30 yaşına gelmeden izlemeniz gereken büyüleyici belgeselleri sizler için derledik. Bu derlemede en çok bilinen klasik belgesellerden ziyade birbirinden farklı konuları işleyen daha spesifik ve türünün önde gelenlerini seçmeye çalıştık. Severek izlemeniz dileğiyle…
Not: Film açıklamaları beyazperde.com’dan alınmıştır.
1. Hoop Dreams (1994)
2. I Am Not Your Negro (2016)
I Am Not Your Negro – IMDb 7.9
Yazar James Baldwin, bitmemiş romanı “Remember This House” ile modern Amerika’daki ırk hikayesini anlatıyor. Raoul Peck’in yönettiği belgeseli James Baldwin, Harry Belafonte, Marlon Brando, George W. Bush, Dick Cavett, Ray Charles, Gary Cooper, Joan Crawford, Tony Curtis, Doris Day, Bob Dylan, Shumerria Harris ve Audrey Hepburn gibi birbirinden ünlü isimler arşiv görüntüleri ile yer alıyor. Samuel L. Jackson’ın seslendirdiği film ayrıca 2017 Yabancı Dilde En İyi Film dalında Oscar adayı idi.
3. Man on Wire (2008)
Man on Wire – IMDb 7.7
Fransız ip cambazı Philippe Petit ip üzerindeki başarılarına bir yenisini eklemek ister. Yeni yapılan İkiz Kulelerin arasına ip gererek üzerinde yürümeyi kafasına koyar. Fakat bunu illegal olarak gerçekleştirmek zorundadır. 1974 yılında sevgilisi ve arkadaşlarının desteği ile bu hayalini gerçekleştirir. Artık o bir kahraman ve medyatik bir suçludur.

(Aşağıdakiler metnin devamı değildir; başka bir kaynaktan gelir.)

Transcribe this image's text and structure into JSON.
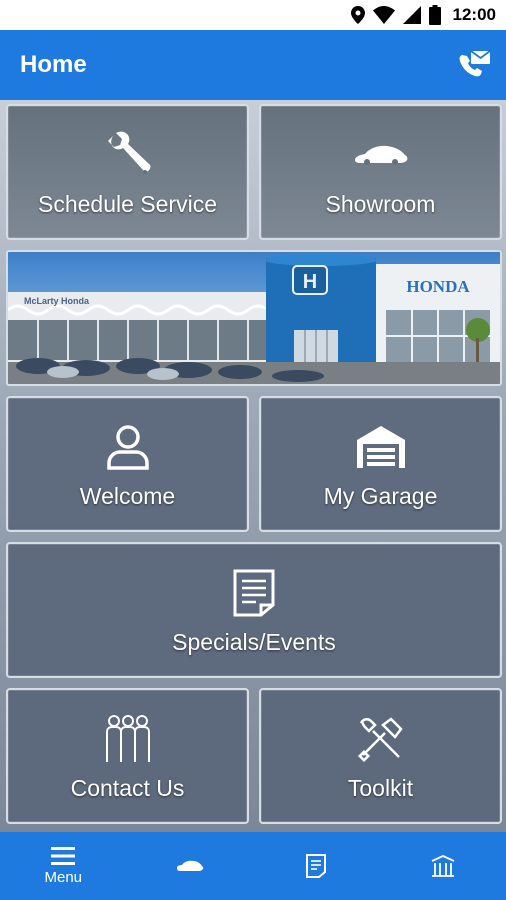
{
  "status_bar": {
    "time": "12:00"
  },
  "app_bar": {
    "title": "Home"
  },
  "tiles": {
    "schedule_service": "Schedule Service",
    "showroom": "Showroom",
    "welcome": "Welcome",
    "my_garage": "My Garage",
    "specials_events": "Specials/Events",
    "contact_us": "Contact Us",
    "toolkit": "Toolkit"
  },
  "banner": {
    "dealer_sign": "McLarty Honda",
    "brand_sign": "HONDA"
  },
  "bottom_nav": {
    "menu_label": "Menu"
  },
  "colors": {
    "accent": "#1f7ae0",
    "tile": "#5a667a",
    "tile_border": "#d7dde5"
  }
}
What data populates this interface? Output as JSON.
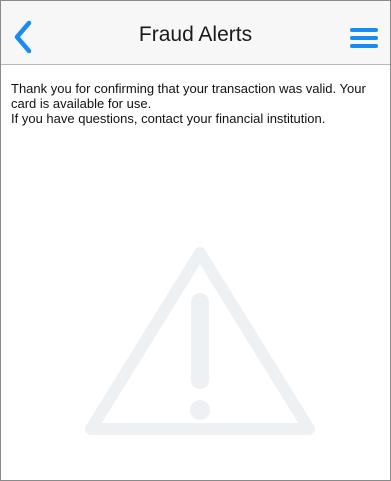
{
  "navbar": {
    "title": "Fraud Alerts",
    "back_icon": "chevron-left-icon",
    "menu_icon": "hamburger-menu-icon"
  },
  "message": {
    "line1": "Thank you for confirming that your transaction was valid. Your card is available for use.",
    "line2": "If you have questions, contact your financial institution."
  },
  "watermark_icon": "warning-triangle-icon",
  "colors": {
    "accent": "#1a8cf0",
    "navbar_bg": "#f7f7f7",
    "watermark": "#eef1f4"
  }
}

4. The Act of Killing (2012)
The Act of Killing – IMDb 8.2
Endonezya’da yaşayan Anwar, 1960’lı yılların başında arkadaşlarıyla karaborsada küçük bir sinema çetesi kurmuştuk bir gençtir. Ne zamanki 1965’te ülkede askeri darbe gerçekleşir, kendi halindeki bu küçük çete bir anda aşırı sağcı bir ölüm makinesine dönüşür. Komünist olarak ‘damgalanan’ yüzlerce entelektüel insan ve Çinli azınlık, bu grubun darbecilerin desteği ile gerçekleştirdiği katliamlarda hayatını kaybeder. Aradan onlarca yıl geçer, ölen öldüğü ile kalır ve lider Anwar konfor ve huzur içerisinde hayatını sürdürmektedir…
Sinemacı Joshua Oppenheimer’ın yaşanan katliam hakkında bir belgesel yapmak için bölgeye gittiğinde, karşılaştığı bu insanlar nedeniyle şok yaşar. Zira 45 yıl sonra Anwar ve çevresindekiler yaşananları büyük bir soğukkanlılıkla, olayların geçtiği bölgelerde birebir anlatmaktadırlar. Üstelik büyük bir gururla…
5. Amy (2015)
Amy – IMDb 7.8
2011 yılının Temmuz ayında henüz 27 yaşındayken hayata veda eden, müzik alanında yüzyılın gördüğü en önemli yeteneklerden biri olarak kabul edilen Amy Winehouse’un hayatını beyazperdeye yansıtan film, ünlü müzisyenin kendi anlatımı eşliğinde, daha önce görülmemiş arşiv görüntülerini izleyiciyle buluşturacak. Aynı zamanda Winehouse’un daha önce duyulmamış şarkılarını da gün yüzüne çıkaran belgeselin yönetmenliğini 2010 tarihli Senna belgeseliyle büyük ses getiren yönetmen Asif Kapadia üstleniyor.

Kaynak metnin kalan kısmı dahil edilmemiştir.